Mention underworld triads and Japan’s Yakuza or Italian Mafia comes to mind. But there was an era when the Singapore gangsters ruled Europe with a vast drug empire that struck fear into the hearts of their enemies.
Kampung Kid turned Murderer
In his early days, Roland Tan Tong Meng (陈通明) was already an infamous gangster at his Hainanese kampung at Upper Serangoon. In October 1969, Roland Tan and another gangster Kay Check Wee chased after their target Lam Cheng Siew in a car. At Bras Basah Road, the victim, said to be of the rival gang Pek Kim Leng (White Golden Dragon), was caught and fatally stabbed multiple times in his head and arm.
After the committed crime, Roland Tan and the gangsters involved in the plotting “ran road” (escape) to Holland via Malaysia with the help of See Tong gang. Some who did not manage to escape were arrested and thrown into the prison without trial.
Rise of an Empire
Amsterdam was then the world’s center of heroin distribution, and was largely controlled by Hong Kong’s 14k gang.

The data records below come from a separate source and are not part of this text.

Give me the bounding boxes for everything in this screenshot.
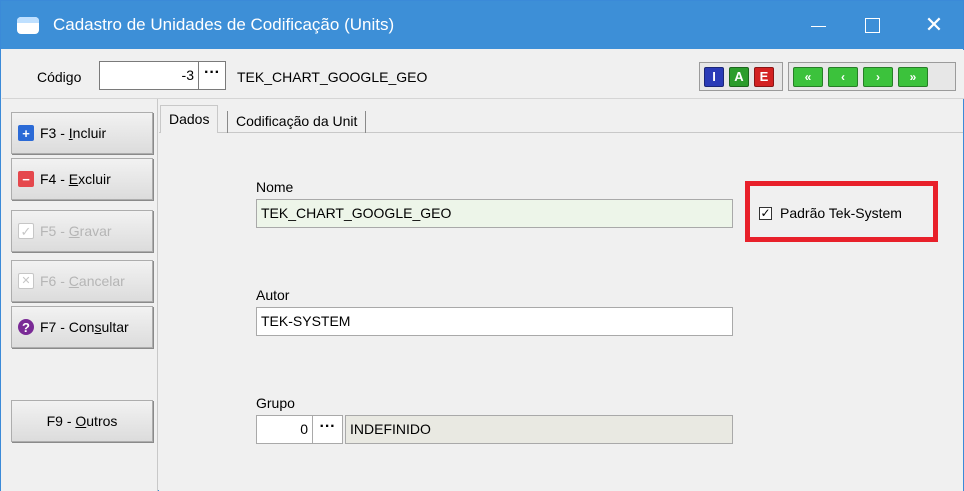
plus-icon: + [18, 125, 34, 141]
codigo-name: TEK_CHART_GOOGLE_GEO [237, 69, 428, 85]
tab-codificacao[interactable]: Codificação da Unit [227, 111, 367, 133]
incluir-button[interactable]: + F3 - Incluir [11, 112, 153, 154]
cancelar-label: F6 - Cancelar [40, 273, 125, 289]
title-bar[interactable]: Cadastro de Unidades de Codificação (Uni… [1, 1, 963, 49]
maximize-icon [864, 17, 880, 33]
grupo-field[interactable]: 0 [256, 415, 313, 444]
nome-label: Nome [256, 179, 294, 195]
consultar-button[interactable]: ? F7 - Consultar [11, 306, 153, 348]
autor-field[interactable]: TEK-SYSTEM [256, 307, 733, 336]
outros-label: F9 - Outros [46, 413, 118, 429]
next-record-button[interactable]: › [863, 66, 893, 87]
grupo-lookup-button[interactable]: ··· [313, 415, 343, 444]
cancel-x-icon: ✕ [18, 273, 34, 289]
maximize-button[interactable] [845, 1, 899, 49]
insert-mode-button[interactable]: I [704, 66, 724, 87]
last-record-button[interactable]: » [898, 66, 928, 87]
gravar-button[interactable]: ✓ F5 - Gravar [11, 210, 153, 252]
app-icon [17, 17, 39, 34]
padrao-checkbox[interactable]: ✓ [759, 207, 772, 220]
gravar-label: F5 - Gravar [40, 223, 112, 239]
incluir-label: F3 - Incluir [40, 125, 107, 141]
nav-button-group: « ‹ › » [788, 62, 956, 91]
close-icon: ✕ [924, 12, 944, 37]
cancelar-button[interactable]: ✕ F6 - Cancelar [11, 260, 153, 302]
codigo-label: Código [37, 69, 82, 85]
minimize-icon [810, 25, 826, 27]
alter-mode-button[interactable]: A [729, 66, 749, 87]
panel-divider [157, 99, 158, 491]
action-panel: + F3 - Incluir − F4 - Excluir ✓ F5 - Gra… [1, 99, 157, 491]
nome-field[interactable]: TEK_CHART_GOOGLE_GEO [256, 199, 733, 228]
codigo-lookup-button[interactable]: ··· [199, 61, 226, 90]
excluir-button[interactable]: − F4 - Excluir [11, 158, 153, 200]
first-record-button[interactable]: « [793, 66, 823, 87]
check-icon: ✓ [18, 223, 34, 239]
delete-mode-button[interactable]: E [754, 66, 774, 87]
grupo-description: INDEFINIDO [345, 415, 733, 444]
grupo-label: Grupo [256, 395, 295, 411]
autor-label: Autor [256, 287, 290, 303]
question-icon: ? [18, 319, 34, 335]
padrao-checkbox-label[interactable]: Padrão Tek-System [780, 205, 902, 221]
codigo-input[interactable]: -3 [99, 61, 199, 90]
close-button[interactable]: ✕ [907, 1, 961, 49]
minus-icon: − [18, 171, 34, 187]
excluir-label: F4 - Excluir [40, 171, 111, 187]
outros-button[interactable]: F9 - Outros [11, 400, 153, 442]
window-title: Cadastro de Unidades de Codificação (Uni… [53, 15, 395, 34]
minimize-button[interactable] [791, 1, 845, 49]
prev-record-button[interactable]: ‹ [828, 66, 858, 87]
tab-dados[interactable]: Dados [160, 105, 219, 133]
consultar-label: F7 - Consultar [40, 319, 129, 335]
mode-button-group: I A E [699, 62, 783, 91]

A penniless but ambitious Roland and his “brothers”, most of them tough Hainanese seamen, plotted to seize control of the Holland’s underworld. Aided by a well-connected person known only as Johnny, the dozen fugitives from Singapore founded Ah Kong 阿公党 under the flag of See Tong. The name was said to be the short form of Kongsi or company.
Although outnumbered and armed with only knives, Ah Kong managed to gain a notorious reputation after its fearless and ruthless gang members clashed with other bigger rivaling groups at the Chinatown of Holland, killing several prominent gang leaders. By 1976, Ah Kong successfully drove Hong Kong, Taiwan and Thailand gangs out of Holland, and became the major player in Amsterdam’s vast drug empire.
Operating Like a Company
Roland Tan began to run Ah Kong like a company, smuggling multi-million dollars worth of pure-grade heroin every year to many parts of the world, such as Madrid, Sydney, Taipei and Phnom Penh. The gang expanded rapidly and soon extended its influence into legitimate businesses, such as casinos, restaurants, nightclubs and even a movie company.
The gang leaders wore Armani and Hugo Boss suits, with revolvers hidden underneath, much like the scenes from those old Hong Kong movies. Other lower-ranked members did patrolling on the streets of Chinatown, taking protection money from the shop owners or looking out for rivals in their territories. New members, mostly fugitives from Singapore in the seventies, were sent to drug laboratories to process the raw material into heroin.
Dragon Head Called it a Day
A hardcore gambler as well, Roland Tan, nicknamed the Dragon Head or Mr Big, would embezzle the company funds to feed his expenses, and this led to the breakup of his brotherhood with Johnny. Johnny left for Bangkok to set up his own drug business, but in 1977, he was arrested in Sweden after escaping from a shootout in Thailand, and was subsequently sentenced to ten years’ prison. There were rumours that Roland was the one who bao toh (betrayed) him.
The year 1978 was the turning point for Ah Kong gang. An international anti-drug operation cracked down Ah Kong’s business, seizing huge amount of heroin and arresting many key leaders and members of the gang in Singapore, Malaysia and Europe.
Roland Tan somehow escaped and decided to “retire”, moving to Copenhagen. Changing his name several times and lying low profile, Roland Tan successfully became a Danish resident. An effort to extradite him from Denmark failed due to legal issues.
It was rumoured that the former dragon head “maintained” his Singaporean roots despite living in Europe for decades. He would talk to his men in Hokkien and missed Singaporean food so much that he had the likes of char kway tiao, laksa and yong tau foo airmailed to him.
In 2009, a 61-year-old bald-headed Roland Tan was shot by his Vietnamese bodyguard Nguyen Phi Hung at his Restaurant Bali, but he managed to survive the assassination. He is still on the wanted list of the Singapore police. Meanwhile, Ah Kong changed leadership several times from the eighties to 2000s, but it never managed to regain its previous “glories”. In 2010, the last official head of Ah Kong, a man known as Henry, died of poverty and illness.
Note: This article has no intention, by any means, to glorify gangsterism and drug abuse.